Another significant factor may be a corollary to the Peter Principle. The most highly skilled, knowledgeable, and experienced line staff keep getting promoted to management, where they may be doing a fantastic job, but their spots are filled either by new hires or old hands who are left behind (how can I say this delicately? Their remaining behind may not always be by their own choice). Combine this with the absence of training, and it’s a chaos cocktail.

Not to mention the dependence on freelancers. Companies started laying people off and then rehiring them as subcontractors. For some, it’s a win-win—the company don’t have to pay your benefits, and you get to work at home in your pajamas—but it do mean there are a heck of a lot of people at their keyboards writing test questions who neither have experience in education nor in publishing, let alone assessment, which some of us choose to believe is both an art and a science.

There is value in enduring years of slogging through the entire publishing cycle from first draft through bluelines over and over and over again. There is value in having logged many hours in the company of small children struggling to read. There is value in meeting with what the industry calls the stakeholders—teachers, administrators, community leaders, DOE officials. There is value in stretching to accommodate the demands of the stakeholders. There is value in educating oneself about the history and practices of one’s profession. Those learn-to-play-the-piano-in-10-minutes books aside, there is no shortcut to attaining mastery in anything.

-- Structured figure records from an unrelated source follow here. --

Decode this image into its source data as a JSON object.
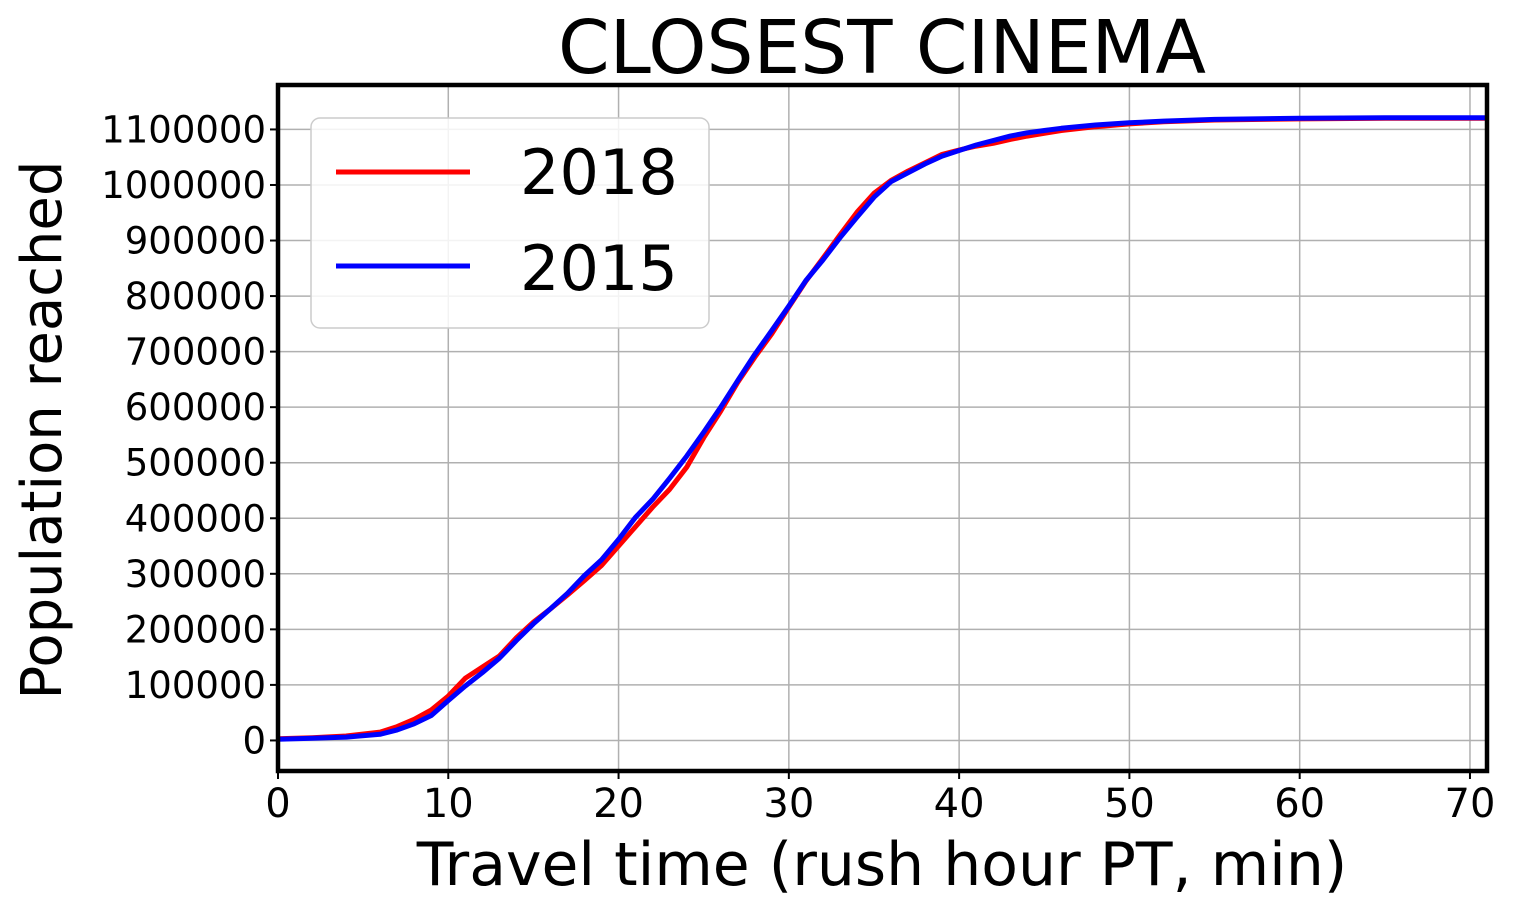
{
  "chart_data": {
    "type": "line",
    "title": "CLOSEST CINEMA",
    "xlabel": "Travel time (rush hour PT, min)",
    "ylabel": "Population reached",
    "xlim": [
      0,
      71
    ],
    "ylim": [
      -55000,
      1180000
    ],
    "xticks": [
      0,
      10,
      20,
      30,
      40,
      50,
      60,
      70
    ],
    "xtick_labels": [
      "0",
      "10",
      "20",
      "30",
      "40",
      "50",
      "60",
      "70"
    ],
    "yticks": [
      0,
      100000,
      200000,
      300000,
      400000,
      500000,
      600000,
      700000,
      800000,
      900000,
      1000000,
      1100000
    ],
    "ytick_labels": [
      "0",
      "100000",
      "200000",
      "300000",
      "400000",
      "500000",
      "600000",
      "700000",
      "800000",
      "900000",
      "1000000",
      "1100000"
    ],
    "grid": true,
    "legend_position": "top-left",
    "series": [
      {
        "name": "2018",
        "color": "#ff0000",
        "x": [
          0,
          2,
          4,
          6,
          7,
          8,
          9,
          10,
          11,
          12,
          13,
          14,
          15,
          16,
          17,
          18,
          19,
          20,
          21,
          22,
          23,
          24,
          25,
          26,
          27,
          28,
          29,
          30,
          31,
          32,
          33,
          34,
          35,
          36,
          37,
          38,
          39,
          40,
          41,
          42,
          43,
          44,
          45,
          46,
          48,
          50,
          52,
          55,
          60,
          65,
          71
        ],
        "y": [
          3000,
          5000,
          8000,
          15000,
          25000,
          38000,
          55000,
          80000,
          112000,
          132000,
          152000,
          185000,
          213000,
          237000,
          262000,
          288000,
          315000,
          350000,
          385000,
          420000,
          452000,
          492000,
          545000,
          593000,
          645000,
          690000,
          732000,
          780000,
          827000,
          868000,
          910000,
          951000,
          985000,
          1008000,
          1025000,
          1040000,
          1055000,
          1063000,
          1070000,
          1075000,
          1082000,
          1088000,
          1093000,
          1098000,
          1105000,
          1110000,
          1114000,
          1117000,
          1119000,
          1120000,
          1120000
        ]
      },
      {
        "name": "2015",
        "color": "#0000ff",
        "x": [
          0,
          2,
          4,
          6,
          7,
          8,
          9,
          10,
          11,
          12,
          13,
          14,
          15,
          16,
          17,
          18,
          19,
          20,
          21,
          22,
          23,
          24,
          25,
          26,
          27,
          28,
          29,
          30,
          31,
          32,
          33,
          34,
          35,
          36,
          37,
          38,
          39,
          40,
          41,
          42,
          43,
          44,
          45,
          46,
          48,
          50,
          52,
          55,
          60,
          65,
          71
        ],
        "y": [
          2000,
          4000,
          6000,
          11000,
          19000,
          30000,
          45000,
          72000,
          98000,
          122000,
          148000,
          180000,
          210000,
          237000,
          265000,
          297000,
          325000,
          362000,
          402000,
          434000,
          472000,
          512000,
          555000,
          600000,
          648000,
          695000,
          738000,
          782000,
          828000,
          865000,
          905000,
          942000,
          978000,
          1006000,
          1022000,
          1038000,
          1052000,
          1062000,
          1072000,
          1080000,
          1088000,
          1094000,
          1098000,
          1102000,
          1108000,
          1112000,
          1115000,
          1118000,
          1120000,
          1121000,
          1121000
        ]
      }
    ]
  }
}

There are so many facets to what we do in assessment content development, and when one’s experience is restricted to one tiny mirrored triangle of the great big disco ball, well, that creates a problem because one hasn’t constructed a greater context which allows for greater meaning to inform and guide the work. When the work is simply writing questions for a paycheck and meaning goes out the window, the questions get lamer and lamer, by which I mean trivial, superficial, and plagued by error.

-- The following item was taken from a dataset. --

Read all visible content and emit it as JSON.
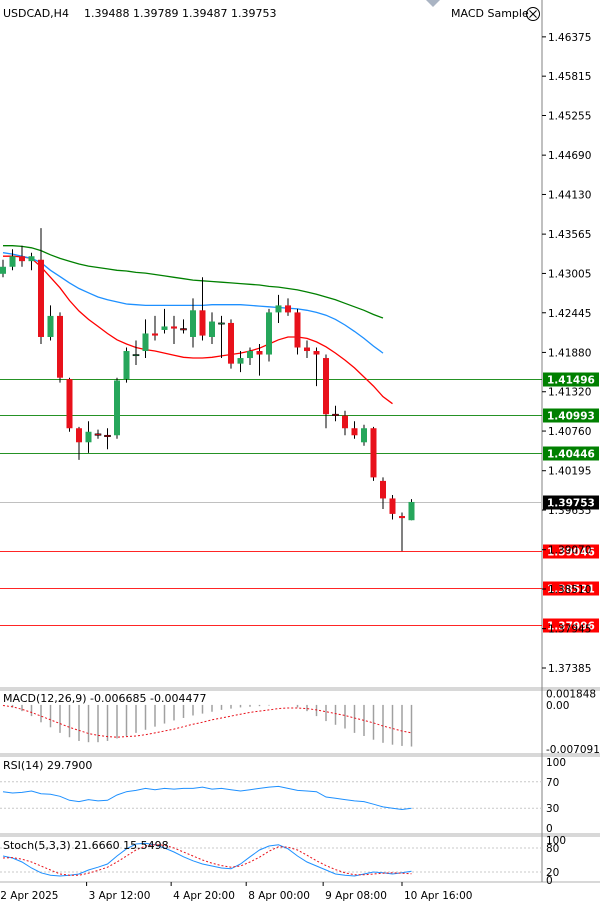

However, the purpose of identifying a problem is not to castigate wrong-doers, nor to enjoy that most basic human pleasure of being right, but to use such identification to find a solution.

The answers are probably as clear to you as they are to me:

  • 1.     Only hire content developers (freelance or in-house, I have no axe to grind here) who either have a proven track record of providing high-quality work or who have the capability (combination of education, writing skills, content area expertise, intelligence, creativity, and persnicketiness) to learn how to do the work well
  • 2.     Provide not only adequate but excellent training
  • 3.     Employ senior content development personnel [*ahem* not naming any names] to review items and provide specific instructional feedback to writers
  • 4.     Budget sufficient time and money for the given project

[1] Overworked but highly experienced people skim text, which forces their brain to fill in the gaps. Which means erroneous assumptions and conclusions drawn from limited evidence and resulting in unnecessary, ill-advised edits. Subtleties or fine distinctions are impossible to detect when skimming. Underexperienced people often restrict their scope of what’s acceptable to their own narrow band of direct experience, and then reject what lay in the outer darkness of their ignorance. This is bad enough on its own, but they will then assume a pedantic tone and lecture the writer for having written items that exceed the demands of the specifications.  


  1. Very well said, Leslie. I'd be interested to hear more of the conversation, and what else you see as the future of testing & assesment

  2. Thanks, Erin. More to come. Please do weigh in with your thoughts as you feel inspired.